Hendrie simply described the premise as "[we] come up with different goofy characters, and then people call in who don't know that they're fake." To accomplish this illusion, Hendrie switched back and forth between a studio microphone and a conventional telephone while speaking, creating the impression that his "guest" was a random caller. The illusion was reinforced by recorded background noises that simulated various locations, such as a bowling alley, the kitchen of a restaurant, or, on at least one occasion, a washroom. Hendrie was quite clear about the illusion, often ending the show with a remark like The guests were performed by me, Phil Hendrie, and the people that called in, they thought they were real guys. He often commented on his show that the actual point of the show was the callers' reaction to his "guests", not the guests themselves, and that he was merely illustrating his perception about the ignorance of talk radio listeners.

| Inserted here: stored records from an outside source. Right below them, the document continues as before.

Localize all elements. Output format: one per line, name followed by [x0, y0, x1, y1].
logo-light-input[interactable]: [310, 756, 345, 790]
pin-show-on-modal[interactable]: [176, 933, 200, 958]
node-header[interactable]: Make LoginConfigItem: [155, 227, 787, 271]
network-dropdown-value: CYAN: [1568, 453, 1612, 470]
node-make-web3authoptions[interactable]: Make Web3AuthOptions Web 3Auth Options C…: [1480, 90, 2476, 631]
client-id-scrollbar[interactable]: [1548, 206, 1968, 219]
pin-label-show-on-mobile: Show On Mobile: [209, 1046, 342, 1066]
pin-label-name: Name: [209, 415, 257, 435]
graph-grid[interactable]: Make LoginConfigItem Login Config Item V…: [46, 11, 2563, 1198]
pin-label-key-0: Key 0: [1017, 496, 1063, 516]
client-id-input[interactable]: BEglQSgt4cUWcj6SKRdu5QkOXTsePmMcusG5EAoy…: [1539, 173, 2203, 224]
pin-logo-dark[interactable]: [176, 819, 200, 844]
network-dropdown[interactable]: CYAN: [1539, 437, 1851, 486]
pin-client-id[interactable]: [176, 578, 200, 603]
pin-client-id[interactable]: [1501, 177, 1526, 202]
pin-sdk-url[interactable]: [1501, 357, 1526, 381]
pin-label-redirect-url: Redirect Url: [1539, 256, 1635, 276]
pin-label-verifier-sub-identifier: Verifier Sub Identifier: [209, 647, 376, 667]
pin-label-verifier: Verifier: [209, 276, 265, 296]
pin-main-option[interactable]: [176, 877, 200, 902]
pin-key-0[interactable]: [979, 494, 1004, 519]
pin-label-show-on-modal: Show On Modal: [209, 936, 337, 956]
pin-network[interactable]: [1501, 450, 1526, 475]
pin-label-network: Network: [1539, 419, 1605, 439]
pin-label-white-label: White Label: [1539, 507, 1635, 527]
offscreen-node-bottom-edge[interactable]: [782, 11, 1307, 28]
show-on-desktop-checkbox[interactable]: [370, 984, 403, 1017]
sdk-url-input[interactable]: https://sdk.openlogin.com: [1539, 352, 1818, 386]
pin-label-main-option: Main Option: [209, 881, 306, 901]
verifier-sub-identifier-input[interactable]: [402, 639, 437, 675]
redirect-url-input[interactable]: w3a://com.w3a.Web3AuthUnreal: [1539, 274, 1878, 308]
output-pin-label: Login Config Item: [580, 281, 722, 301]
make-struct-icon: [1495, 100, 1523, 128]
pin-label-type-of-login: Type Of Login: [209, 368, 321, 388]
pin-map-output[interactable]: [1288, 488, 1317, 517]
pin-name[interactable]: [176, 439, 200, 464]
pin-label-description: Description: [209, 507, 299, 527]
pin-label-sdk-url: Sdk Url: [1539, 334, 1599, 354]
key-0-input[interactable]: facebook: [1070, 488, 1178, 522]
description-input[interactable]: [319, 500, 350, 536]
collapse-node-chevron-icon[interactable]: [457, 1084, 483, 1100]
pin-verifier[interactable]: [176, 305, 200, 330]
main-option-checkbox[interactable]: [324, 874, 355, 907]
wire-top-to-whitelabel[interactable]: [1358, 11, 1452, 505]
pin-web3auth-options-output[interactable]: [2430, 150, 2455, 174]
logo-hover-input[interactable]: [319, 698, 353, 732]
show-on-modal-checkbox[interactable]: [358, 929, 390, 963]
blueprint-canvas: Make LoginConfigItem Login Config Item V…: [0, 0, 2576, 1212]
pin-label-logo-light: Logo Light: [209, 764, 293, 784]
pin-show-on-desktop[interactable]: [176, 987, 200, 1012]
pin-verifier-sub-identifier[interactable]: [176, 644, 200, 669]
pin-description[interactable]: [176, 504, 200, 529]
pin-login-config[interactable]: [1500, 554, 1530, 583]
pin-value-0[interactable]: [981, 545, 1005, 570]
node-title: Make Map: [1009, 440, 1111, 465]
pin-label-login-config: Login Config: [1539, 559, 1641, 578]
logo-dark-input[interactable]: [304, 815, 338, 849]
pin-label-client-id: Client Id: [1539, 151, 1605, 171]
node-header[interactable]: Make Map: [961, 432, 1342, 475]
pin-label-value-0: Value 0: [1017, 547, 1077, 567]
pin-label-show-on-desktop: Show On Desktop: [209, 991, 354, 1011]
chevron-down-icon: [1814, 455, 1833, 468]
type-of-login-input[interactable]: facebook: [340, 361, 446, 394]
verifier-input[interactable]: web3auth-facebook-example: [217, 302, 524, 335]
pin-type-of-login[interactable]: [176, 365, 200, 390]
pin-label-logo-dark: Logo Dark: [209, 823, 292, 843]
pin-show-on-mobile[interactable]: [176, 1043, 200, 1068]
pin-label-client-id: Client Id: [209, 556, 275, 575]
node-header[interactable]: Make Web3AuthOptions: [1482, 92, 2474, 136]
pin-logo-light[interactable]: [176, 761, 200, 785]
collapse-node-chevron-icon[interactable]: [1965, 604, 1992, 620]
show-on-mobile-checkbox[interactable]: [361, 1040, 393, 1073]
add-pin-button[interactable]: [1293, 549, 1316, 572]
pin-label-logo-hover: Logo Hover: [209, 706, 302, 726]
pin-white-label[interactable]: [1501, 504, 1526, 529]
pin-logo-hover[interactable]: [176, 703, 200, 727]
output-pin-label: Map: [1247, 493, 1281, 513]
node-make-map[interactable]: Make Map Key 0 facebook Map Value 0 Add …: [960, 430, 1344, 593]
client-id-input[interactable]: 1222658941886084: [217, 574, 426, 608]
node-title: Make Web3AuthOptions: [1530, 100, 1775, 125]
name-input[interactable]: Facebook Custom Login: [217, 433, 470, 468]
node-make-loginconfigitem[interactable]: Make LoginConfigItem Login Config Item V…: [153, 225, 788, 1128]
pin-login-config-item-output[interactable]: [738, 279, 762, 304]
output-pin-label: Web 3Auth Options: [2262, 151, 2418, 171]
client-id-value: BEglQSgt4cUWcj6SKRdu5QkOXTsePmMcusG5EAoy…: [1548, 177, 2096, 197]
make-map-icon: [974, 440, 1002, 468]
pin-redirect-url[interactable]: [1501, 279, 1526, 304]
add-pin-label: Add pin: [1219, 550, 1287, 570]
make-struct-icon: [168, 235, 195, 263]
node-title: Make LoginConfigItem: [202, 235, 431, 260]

While Hendrie's was not the first nor the only show that featured fictional characters, it became a staple of his programming style. His guests were initially portrayed as real people, though in later years Hendrie ended his shows crediting himself for the guest's performance. In earlier shows (particularly during his stint at WIOD in Miami) Hendrie would field real complaint calls to the station in a one-on-one format with the callers, pretending to be station manager Bob Green, the station's rabbi, or in one case, "Director of Accounts" at Century Village, a local retirement community. Hendrie's only regular in-studio characters were Bud Dickman, a brain-damaged intern with a cartoonish Kermit the Frog-like voice, and Robert Leonard, a black security guard.

Hendrie has also impersonated actual celebrities and public figures on his show. Two of his most frequent impersonations were fellow radio hosts Tom Leykis (with whom Hendrie feuded) and Art Bell (whose program Hendrie enjoyed but nonetheless lampooned).